Kondisi tahun ini disebut lebih parah dibandingkan tahun sebelumnya. Jika pada 2025 hujan mulai turun setelah tiga bulan musim kemarau, tahun ini sejumlah sumber air warga mulai mengering sehingga kebutuhan air semakin sulit dipenuhi.
Saat bantuan air bersih dari Badan Amil Zakat Nasional (Baznas) Karawang bersama Badan Penanggulangan Bencana Daerah (BPBD) Karawang tiba, warga langsung berbondong-bondong membawa galon, ember, dan jeriken ke pinggir jalan untuk menampung air.
Baca juga: Pemprov Jabar Segel Aktivitas Tambang yang Bikin Jalan di Karawang Rusak
Salah seorang warga, Imas (52), mengatakan bantuan air bersih menjadi harapan utama warga karena mereka harus berjalan lebih dari satu kilometer untuk mengambil air dari sumber mata air yang masih tersisa.
“Setiap hari kami ambil air ke mata air.
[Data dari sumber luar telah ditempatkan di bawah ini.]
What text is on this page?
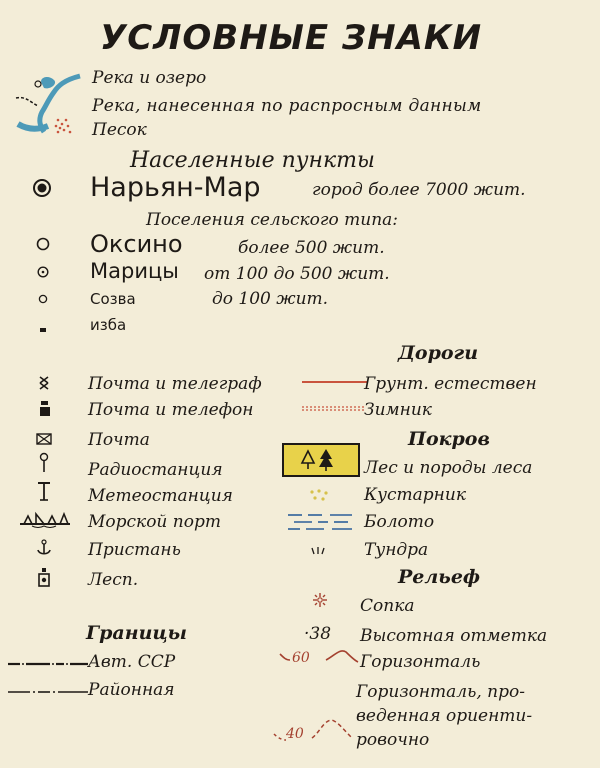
УСЛОВНЫЕ ЗНАКИ
Река и озеро
Река, нанесенная по распросным данным
Песок
Населенные пункты
Нарьян-Мар	город более 7000 жит.
Поселения сельского типа:
Оксино	более 500 жит.
Марицы от 100 до 500 жит.
Созва	до 100 жит.
изба
Дороги
Грунт. естествен
Зимник
Почта и телеграф
Почта и телефон
Почта
Радиостанция
Метеостанция
Морской порт
Пристань
Лесп.
Покров
Лес и породы леса
Кустарник
Болото
Тундра
Рельеф
Сопка
·38 Высотная отметка
60	Горизонталь
Горизонталь, про-
веденная ориенти-
ровочно
40
Границы
Авт. ССР
Районная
Dari jalan ke titik sumber air jaraknya sekitar satu kilometer,” kata Imas, Selasa (15/9/2026).
Menurutnya, selama lima bulan terakhir kebutuhan air keluarga hanya mengandalkan bantuan dan sumber mata air di tengah sawah. Kondisi ekonomi warga yang mayoritas bekerja serabutan membuat mereka tidak mampu membeli air secara rutin.
“Kalau tidak ada bantuan, ya ambil ke mata air atau sumur di tengah sawah,” ujarnya.
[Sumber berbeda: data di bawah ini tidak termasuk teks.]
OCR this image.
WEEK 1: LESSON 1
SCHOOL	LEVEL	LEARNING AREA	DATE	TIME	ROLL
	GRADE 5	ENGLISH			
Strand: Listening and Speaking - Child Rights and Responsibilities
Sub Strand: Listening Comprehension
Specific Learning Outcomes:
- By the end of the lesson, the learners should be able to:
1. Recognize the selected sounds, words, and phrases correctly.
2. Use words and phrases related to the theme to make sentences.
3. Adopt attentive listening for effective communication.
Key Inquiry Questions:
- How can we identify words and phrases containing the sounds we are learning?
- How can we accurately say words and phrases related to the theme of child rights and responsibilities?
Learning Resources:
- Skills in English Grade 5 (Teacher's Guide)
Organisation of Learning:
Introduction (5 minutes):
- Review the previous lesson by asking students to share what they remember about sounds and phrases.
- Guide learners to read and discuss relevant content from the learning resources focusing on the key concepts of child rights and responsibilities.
Dalam sehari, keluarganya membutuhkan sedikitnya empat jeriken air untuk keperluan mandi, mencuci, dan memasak. Sementara bantuan air bersih tidak datang setiap hari, bahkan terkadang hanya satu hingga dua minggu sekali.
“Air bor di rumah sudah tidak ada sama sekali. Beberapa sumber air yang dekat juga mulai kering, makanya tahun ini lebih parah,” katanya.
Ketua RT setempat, Onen, menyebutkan sebanyak 95 kepala keluarga atau 279 jiwa di wilayahnya terdampak kekeringan.
Selama ini warga mengandalkan sumur bor dari Program Penyediaan Air Minum dan Sanitasi Berbasis Masyarakat (Pamsimas). Namun saat musim kemarau panjang, sumber air yang menjadi pasokan sumur tersebut ikut mengering.